Music / Premieres
Premiere:
The Marlenes - Advertise on the Moon
Words by James Lynch
Monday 11th May, 2020
After almost four years of near silence, Peninsula pop ensemble The Marlenes are back with their second full-length album Advertise on the Moon, a winding journey through 60’s pop, garage-rock and blissful psychedelia that more than makes up for lost time.
Following on from the release of their 2016 debut Crawl Out Your Window, The Marlenes was temporarily put on hold as the group morphed into much-loved rock n rollers Donald Dank and the Naughty Boys. However, after one album and a handful of EPs, last year saw Donald Dank call it quits, providing Michael Procter with the perfect chance to reclaim The Marlenes name, and find a home for the collection of songs he’d been working on during the Naughty Boys years.

Advertise on the Moon is a wild ride through Michael’s kaleidoscopic musical mind. With over 20 tracks - some upbeat and groovy, some dreamily tranquil, others sprawling and wacky - the album finds Michael and his band tackling every idea and style available to them, to create over an hour of warped pop that comes soaked in wide-eyed charm.

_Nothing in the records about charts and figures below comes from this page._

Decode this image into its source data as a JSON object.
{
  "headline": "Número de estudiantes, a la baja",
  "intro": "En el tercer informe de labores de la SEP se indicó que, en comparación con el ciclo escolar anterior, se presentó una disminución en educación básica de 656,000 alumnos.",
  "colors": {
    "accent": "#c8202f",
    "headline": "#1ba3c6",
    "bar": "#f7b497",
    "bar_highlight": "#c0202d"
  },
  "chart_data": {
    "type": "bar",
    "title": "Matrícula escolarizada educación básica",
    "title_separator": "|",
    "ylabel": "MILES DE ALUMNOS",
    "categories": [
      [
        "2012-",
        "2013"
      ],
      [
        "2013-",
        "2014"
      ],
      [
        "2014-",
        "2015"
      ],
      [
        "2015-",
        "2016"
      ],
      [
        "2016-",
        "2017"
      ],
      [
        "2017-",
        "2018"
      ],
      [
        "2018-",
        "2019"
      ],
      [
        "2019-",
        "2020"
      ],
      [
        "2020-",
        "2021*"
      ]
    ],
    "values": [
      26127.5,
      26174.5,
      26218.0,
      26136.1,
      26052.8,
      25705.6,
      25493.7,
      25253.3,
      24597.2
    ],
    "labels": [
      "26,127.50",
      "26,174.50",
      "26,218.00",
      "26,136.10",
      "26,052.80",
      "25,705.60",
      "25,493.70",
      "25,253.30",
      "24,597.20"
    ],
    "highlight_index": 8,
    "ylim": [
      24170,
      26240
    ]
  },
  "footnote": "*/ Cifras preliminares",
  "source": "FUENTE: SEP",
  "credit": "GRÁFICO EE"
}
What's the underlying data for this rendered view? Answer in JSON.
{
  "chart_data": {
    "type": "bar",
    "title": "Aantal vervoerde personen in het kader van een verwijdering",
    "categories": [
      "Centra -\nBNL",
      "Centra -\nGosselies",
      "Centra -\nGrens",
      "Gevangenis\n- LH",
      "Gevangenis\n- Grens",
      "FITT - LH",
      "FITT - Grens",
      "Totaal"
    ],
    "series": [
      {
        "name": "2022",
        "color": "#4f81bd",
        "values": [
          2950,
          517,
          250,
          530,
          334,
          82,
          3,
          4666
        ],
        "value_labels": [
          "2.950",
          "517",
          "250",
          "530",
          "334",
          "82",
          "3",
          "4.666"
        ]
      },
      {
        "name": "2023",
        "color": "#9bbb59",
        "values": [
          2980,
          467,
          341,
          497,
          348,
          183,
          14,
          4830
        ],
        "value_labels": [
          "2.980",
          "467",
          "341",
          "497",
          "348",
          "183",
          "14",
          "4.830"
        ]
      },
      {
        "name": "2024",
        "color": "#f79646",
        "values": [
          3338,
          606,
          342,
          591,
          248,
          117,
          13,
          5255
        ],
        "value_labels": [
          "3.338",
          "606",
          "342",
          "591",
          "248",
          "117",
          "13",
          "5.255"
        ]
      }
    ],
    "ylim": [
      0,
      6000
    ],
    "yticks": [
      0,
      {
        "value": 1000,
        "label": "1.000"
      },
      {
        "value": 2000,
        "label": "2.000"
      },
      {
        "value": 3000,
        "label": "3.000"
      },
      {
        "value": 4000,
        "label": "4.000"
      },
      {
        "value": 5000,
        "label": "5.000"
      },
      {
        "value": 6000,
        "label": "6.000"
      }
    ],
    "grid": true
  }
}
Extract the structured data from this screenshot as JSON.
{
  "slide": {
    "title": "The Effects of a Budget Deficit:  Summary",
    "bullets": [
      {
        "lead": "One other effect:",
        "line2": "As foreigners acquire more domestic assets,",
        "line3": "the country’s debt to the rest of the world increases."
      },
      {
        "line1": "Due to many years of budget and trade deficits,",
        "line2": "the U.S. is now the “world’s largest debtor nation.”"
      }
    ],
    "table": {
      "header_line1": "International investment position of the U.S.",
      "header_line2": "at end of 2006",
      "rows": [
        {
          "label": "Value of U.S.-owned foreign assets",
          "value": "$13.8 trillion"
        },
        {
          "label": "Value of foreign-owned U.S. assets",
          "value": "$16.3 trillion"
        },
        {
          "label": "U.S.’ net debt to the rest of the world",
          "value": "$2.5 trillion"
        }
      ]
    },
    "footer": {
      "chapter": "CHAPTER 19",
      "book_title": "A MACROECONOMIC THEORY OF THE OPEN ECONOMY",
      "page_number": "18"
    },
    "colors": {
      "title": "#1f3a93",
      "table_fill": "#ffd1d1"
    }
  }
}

Recorded over the past summer, there’s a refreshingly relaxed energy that permeates these songs. Naturally so, as each track was recorded moments after the song was taught to the revolving band, as Michael explains - “it was really just a ‘see what we come up with on the day’, I didn't want us to labour over anything. I just wanted to capture the magic that's there in a demo recording, when a band’s just learnt the song and everything is new and exciting, and everyone’s hanging on by the skin of their teeth.”

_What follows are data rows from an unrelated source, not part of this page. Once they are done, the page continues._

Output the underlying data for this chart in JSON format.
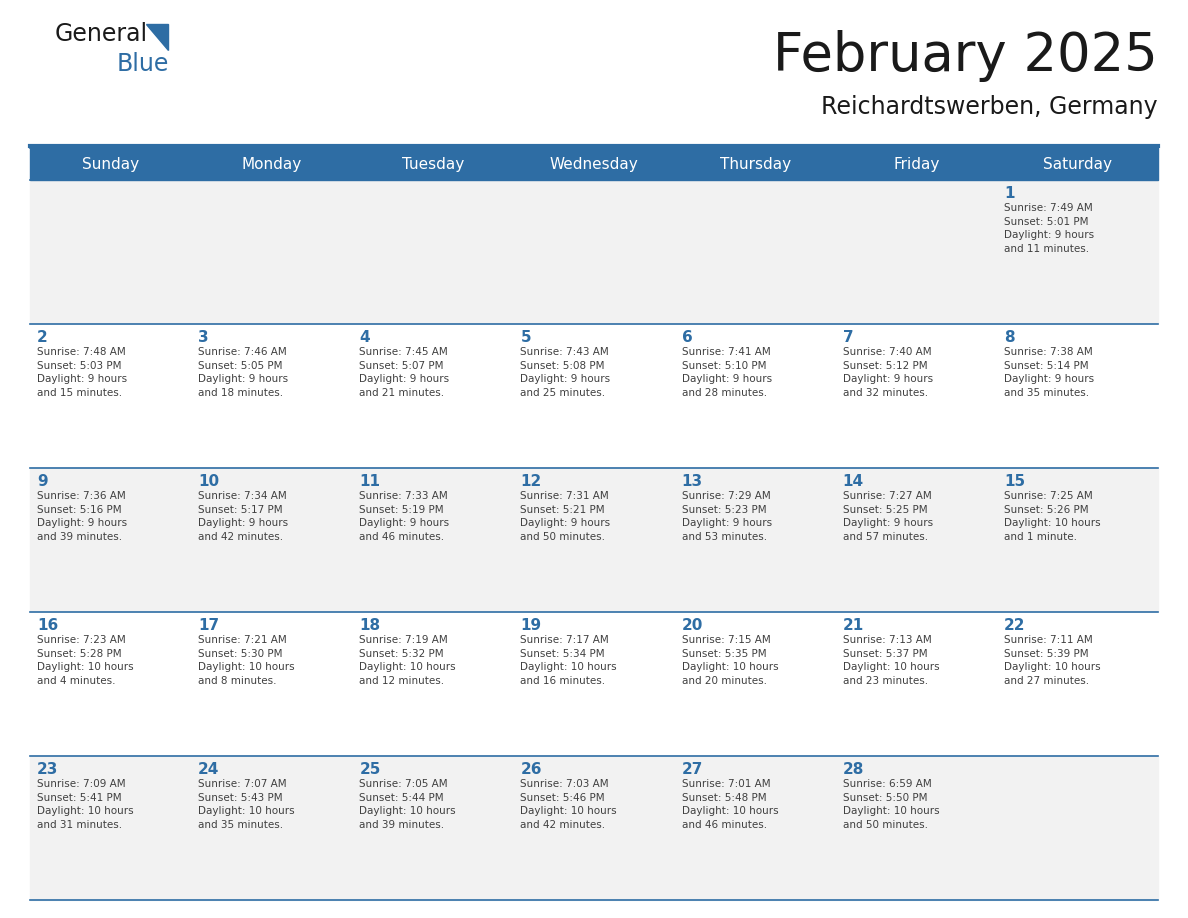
{
  "title": "February 2025",
  "subtitle": "Reichardtswerben, Germany",
  "header_bg": "#2E6DA4",
  "header_text": "#FFFFFF",
  "cell_bg_light": "#F2F2F2",
  "cell_bg_white": "#FFFFFF",
  "day_headers": [
    "Sunday",
    "Monday",
    "Tuesday",
    "Wednesday",
    "Thursday",
    "Friday",
    "Saturday"
  ],
  "weeks": [
    [
      {
        "day": "",
        "info": ""
      },
      {
        "day": "",
        "info": ""
      },
      {
        "day": "",
        "info": ""
      },
      {
        "day": "",
        "info": ""
      },
      {
        "day": "",
        "info": ""
      },
      {
        "day": "",
        "info": ""
      },
      {
        "day": "1",
        "info": "Sunrise: 7:49 AM\nSunset: 5:01 PM\nDaylight: 9 hours\nand 11 minutes."
      }
    ],
    [
      {
        "day": "2",
        "info": "Sunrise: 7:48 AM\nSunset: 5:03 PM\nDaylight: 9 hours\nand 15 minutes."
      },
      {
        "day": "3",
        "info": "Sunrise: 7:46 AM\nSunset: 5:05 PM\nDaylight: 9 hours\nand 18 minutes."
      },
      {
        "day": "4",
        "info": "Sunrise: 7:45 AM\nSunset: 5:07 PM\nDaylight: 9 hours\nand 21 minutes."
      },
      {
        "day": "5",
        "info": "Sunrise: 7:43 AM\nSunset: 5:08 PM\nDaylight: 9 hours\nand 25 minutes."
      },
      {
        "day": "6",
        "info": "Sunrise: 7:41 AM\nSunset: 5:10 PM\nDaylight: 9 hours\nand 28 minutes."
      },
      {
        "day": "7",
        "info": "Sunrise: 7:40 AM\nSunset: 5:12 PM\nDaylight: 9 hours\nand 32 minutes."
      },
      {
        "day": "8",
        "info": "Sunrise: 7:38 AM\nSunset: 5:14 PM\nDaylight: 9 hours\nand 35 minutes."
      }
    ],
    [
      {
        "day": "9",
        "info": "Sunrise: 7:36 AM\nSunset: 5:16 PM\nDaylight: 9 hours\nand 39 minutes."
      },
      {
        "day": "10",
        "info": "Sunrise: 7:34 AM\nSunset: 5:17 PM\nDaylight: 9 hours\nand 42 minutes."
      },
      {
        "day": "11",
        "info": "Sunrise: 7:33 AM\nSunset: 5:19 PM\nDaylight: 9 hours\nand 46 minutes."
      },
      {
        "day": "12",
        "info": "Sunrise: 7:31 AM\nSunset: 5:21 PM\nDaylight: 9 hours\nand 50 minutes."
      },
      {
        "day": "13",
        "info": "Sunrise: 7:29 AM\nSunset: 5:23 PM\nDaylight: 9 hours\nand 53 minutes."
      },
      {
        "day": "14",
        "info": "Sunrise: 7:27 AM\nSunset: 5:25 PM\nDaylight: 9 hours\nand 57 minutes."
      },
      {
        "day": "15",
        "info": "Sunrise: 7:25 AM\nSunset: 5:26 PM\nDaylight: 10 hours\nand 1 minute."
      }
    ],
    [
      {
        "day": "16",
        "info": "Sunrise: 7:23 AM\nSunset: 5:28 PM\nDaylight: 10 hours\nand 4 minutes."
      },
      {
        "day": "17",
        "info": "Sunrise: 7:21 AM\nSunset: 5:30 PM\nDaylight: 10 hours\nand 8 minutes."
      },
      {
        "day": "18",
        "info": "Sunrise: 7:19 AM\nSunset: 5:32 PM\nDaylight: 10 hours\nand 12 minutes."
      },
      {
        "day": "19",
        "info": "Sunrise: 7:17 AM\nSunset: 5:34 PM\nDaylight: 10 hours\nand 16 minutes."
      },
      {
        "day": "20",
        "info": "Sunrise: 7:15 AM\nSunset: 5:35 PM\nDaylight: 10 hours\nand 20 minutes."
      },
      {
        "day": "21",
        "info": "Sunrise: 7:13 AM\nSunset: 5:37 PM\nDaylight: 10 hours\nand 23 minutes."
      },
      {
        "day": "22",
        "info": "Sunrise: 7:11 AM\nSunset: 5:39 PM\nDaylight: 10 hours\nand 27 minutes."
      }
    ],
    [
      {
        "day": "23",
        "info": "Sunrise: 7:09 AM\nSunset: 5:41 PM\nDaylight: 10 hours\nand 31 minutes."
      },
      {
        "day": "24",
        "info": "Sunrise: 7:07 AM\nSunset: 5:43 PM\nDaylight: 10 hours\nand 35 minutes."
      },
      {
        "day": "25",
        "info": "Sunrise: 7:05 AM\nSunset: 5:44 PM\nDaylight: 10 hours\nand 39 minutes."
      },
      {
        "day": "26",
        "info": "Sunrise: 7:03 AM\nSunset: 5:46 PM\nDaylight: 10 hours\nand 42 minutes."
      },
      {
        "day": "27",
        "info": "Sunrise: 7:01 AM\nSunset: 5:48 PM\nDaylight: 10 hours\nand 46 minutes."
      },
      {
        "day": "28",
        "info": "Sunrise: 6:59 AM\nSunset: 5:50 PM\nDaylight: 10 hours\nand 50 minutes."
      },
      {
        "day": "",
        "info": ""
      }
    ]
  ],
  "num_weeks": 5,
  "num_cols": 7,
  "day_number_color": "#2E6DA4",
  "info_text_color": "#404040",
  "grid_line_color": "#2E6DA4",
  "logo_text1_color": "#1a1a1a",
  "logo_text2_color": "#2E6DA4",
  "logo_triangle_color": "#2E6DA4"
}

Where other bands might tighten up under pressure, the recording clearly caught The Marlenes at their most comfortable, as the entire listen is fluid and completely immersive. From the skittering grooves and playfully sleazy vocals of ‘Back On The Tools’, to the jaunty charisma of the title track, and through to the more free-wheeling explorations that round out the B-side, like the jazzy psychedelia of ‘No Matter How Far’ or ‘Surfing with Keeks’ surf-rock swagger, it’s an album bursting with nugget after nugget of captivating pop whimsy.

There’s a lot on Advertise on the Moon to dig through, but don’t let that alarm you - once you open yourself up to it, you’ll find yourself discovering new things to love on every listen, making the album as fun to nerd out to with headphones as it is enjoyable to pop on in the background while you spend an afternoon in the sun.

Advertise on the Moon is out now through Flying Kipping Records.